One Spark is about culture, innovation and flair, and there's so much of it downtown already.
It started Wednesday with Colonel Crackers, the festival's giant mascot that's a can't-miss in Hemming Plaza.
The giant goldfish was created by University of North Florida students.
"Styrofoam, fiberglass, and resin," UNF art student Gillian Harper said. "A lot of all-nighters."
Crackers is about 14 feet long and 9 feet high. And its creators say they want to make it the focal point of the plaza during One Spark, which began Wednesday and lasts through Sunday.
"The idea is to present visual surprise, to have art in public places, and to have things that delight and beautify our city," said art historian Wayne Wood.

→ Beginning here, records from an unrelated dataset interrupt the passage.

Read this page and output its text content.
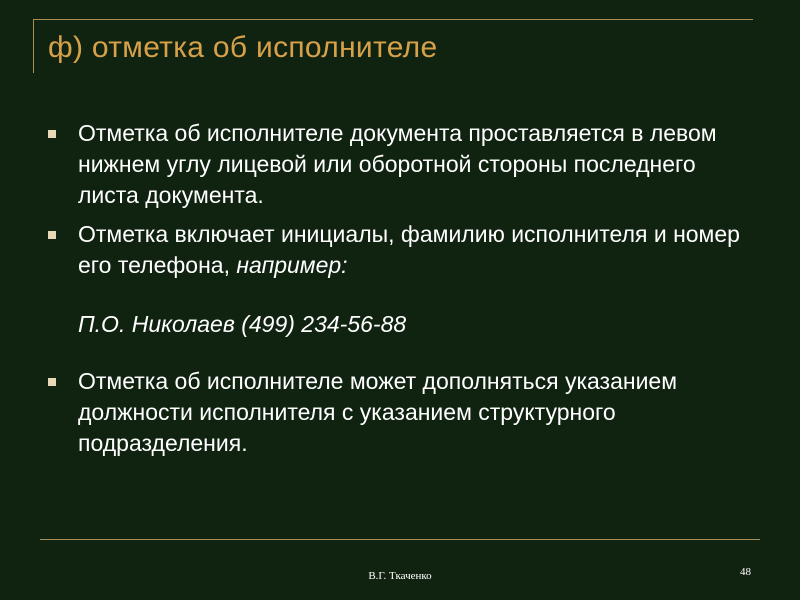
ф) отметка об исполнителе

Отметка об исполнителе документа проставляется в левом нижнем углу лицевой или оборотной стороны последнего листа документа.

Отметка включает инициалы, фамилию исполнителя и номер его телефона, например:

П.О. Николаев (499) 234-56-88

Отметка об исполнителе может дополняться указанием должности исполнителя с указанием структурного подразделения.

В.Г. Ткаченко	48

Crackers is just one of the things people aren't used to seeing in downtown Jacksonville. There's a collection of creativity, including paintings, sculptures and music galore. And there are even a few break-dancers, too.
Freethinkers pitched their ideas and innovations, some out of this world and others taking people back to another time.
"It's crazy. A lot of people, a lot of cars, a lot of food," creator Carl Peterkin said.
The crowds came out fast and early Wednesday, filling the streets with spectators. Restaurants in the food village say they expect to serve thousands a day.
"It's been great. And the people are so curious," said Barbara Bredehoeft, of BB's Restaurant and Bar. "You get all walks of life. That part is really good."
Many people who went downtown Wednesday said the family atmosphere was enjoyable, a festival people of all ages could appreciate.
The opening ceremony is set for 6 p.m. Wednesday in Hemming Plaza. More than 630 creators are part of the five-day event, which is expected to draw more than 150,000 people.
To read more about what you need to know for One Spark, click here.
Creators make pitches on stage
Octavius Davis was the first creator to pitch his idea Wednesday on the pitch deck at Hemming Plaza. And for the entrepreneur, the move was strategic.
"I noticed that everybody was staying away from No. 1, and I'm more of an offensive kind of person, and I was like, 'You know, people typically remember the first person and the last person, so I figure they'll remember us first,'" Davis said.
He shared his personal story of what motivated him to start WPOD media, a company dedicated to bringing quality and positive content to online radio and social media.
"They allow you to map your rides, they allow you to tell different calories, they allow you to tell many things," Davis said.
From radio to bikes, every creator on the pitch deck had five minutes to explain to the crowd what their project is all about.